Unwahr ist Watzkes Einschätzung nicht. Der zweite Platz in der Premier League hinter Manchester United täuschte ein wenig über andere Ernüchterungen hinweg, die es für die Citizens in der Saison 2012/13 gegeben hatte. Vor allem der verpasste Titel im FA Cup ist da zu nennen, gegen Underdog Wigan Athletic ging das Finale mit 0:1 verloren.

Der wichtigere Baustein dafür, dass Trainer Roberto Mancini nach der Spielzeit entlassen wurde, waren aber die miesen Vorstellungen in der Champions League. ManCity schied ohne Sieg mit nur drei Punkten nach sechs Partien aus. Unbesiegter Gewinner der damaligen Gruppe D, der auch Real Madrid und Ajax Amsterdam angehörten: der BVB.

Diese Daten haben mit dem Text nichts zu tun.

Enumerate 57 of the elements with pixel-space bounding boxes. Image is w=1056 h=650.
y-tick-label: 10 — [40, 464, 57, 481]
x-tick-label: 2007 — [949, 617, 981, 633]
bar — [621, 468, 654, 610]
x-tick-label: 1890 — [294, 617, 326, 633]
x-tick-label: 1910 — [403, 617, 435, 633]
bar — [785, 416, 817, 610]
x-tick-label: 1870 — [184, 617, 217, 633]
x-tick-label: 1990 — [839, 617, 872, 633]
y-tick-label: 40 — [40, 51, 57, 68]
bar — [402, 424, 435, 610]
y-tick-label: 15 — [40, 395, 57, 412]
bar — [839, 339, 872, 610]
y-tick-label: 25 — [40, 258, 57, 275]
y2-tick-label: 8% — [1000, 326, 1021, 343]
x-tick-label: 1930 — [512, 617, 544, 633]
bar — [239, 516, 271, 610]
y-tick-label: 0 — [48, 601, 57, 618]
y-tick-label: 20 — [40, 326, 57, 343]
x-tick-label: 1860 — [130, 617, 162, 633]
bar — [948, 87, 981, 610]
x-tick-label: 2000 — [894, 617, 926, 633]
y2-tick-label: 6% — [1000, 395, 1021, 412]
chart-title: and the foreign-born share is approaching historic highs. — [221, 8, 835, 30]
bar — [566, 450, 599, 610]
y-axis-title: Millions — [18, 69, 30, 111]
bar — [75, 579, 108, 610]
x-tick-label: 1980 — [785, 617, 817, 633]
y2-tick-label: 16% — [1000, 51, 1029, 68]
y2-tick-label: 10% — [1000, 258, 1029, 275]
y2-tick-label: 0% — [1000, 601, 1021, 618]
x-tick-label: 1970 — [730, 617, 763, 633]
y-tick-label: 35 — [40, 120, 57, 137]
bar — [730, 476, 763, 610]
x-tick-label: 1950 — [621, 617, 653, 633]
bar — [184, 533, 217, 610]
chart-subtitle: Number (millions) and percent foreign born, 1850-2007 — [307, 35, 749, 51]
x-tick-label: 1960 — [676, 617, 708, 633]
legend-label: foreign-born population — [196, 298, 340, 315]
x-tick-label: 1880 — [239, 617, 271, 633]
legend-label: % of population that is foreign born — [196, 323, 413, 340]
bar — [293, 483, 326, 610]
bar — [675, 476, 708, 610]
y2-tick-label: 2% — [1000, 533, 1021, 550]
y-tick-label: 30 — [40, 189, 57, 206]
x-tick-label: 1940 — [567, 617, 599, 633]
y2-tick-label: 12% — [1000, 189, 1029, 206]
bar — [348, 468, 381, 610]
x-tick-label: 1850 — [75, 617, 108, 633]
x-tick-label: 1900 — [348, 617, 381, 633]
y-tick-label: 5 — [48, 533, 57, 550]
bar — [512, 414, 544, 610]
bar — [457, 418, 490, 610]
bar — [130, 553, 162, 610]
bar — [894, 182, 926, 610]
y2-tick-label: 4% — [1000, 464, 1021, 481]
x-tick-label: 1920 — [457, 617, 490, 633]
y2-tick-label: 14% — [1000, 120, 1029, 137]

Am Dienstag kommt es im CL-Viertelfinale achteinhalb Jahre später unter gänzlich anderen Vorzeichen zur Neuauflage eines Spiels vom 3. Oktober 2012: Dortmund ist wieder bei City zu Gast, damals endete die Partie 1:1.

Etwas mehr als 2000 BVB-Fans gaben im Etihad Stadium den Ton an.
© getty
Etwas mehr als 2000 BVB-Fans gaben im Etihad Stadium den Ton an.

BVB in Manchester 2012: "Eines der besten Spiele" unter Klopp

Es war ein 1:1 der besseren Sorte, um es vorsichtig auszudrücken. Rückblickend betrachtet war es eines der besten Spiele in der siebenjährigen Dortmunder Amtszeit von Trainer Jürgen Klopp - und es war die Partie, die den BVB mit seinem intensiven Tempo-Fußball zurück auf die europäische Landkarte brachte.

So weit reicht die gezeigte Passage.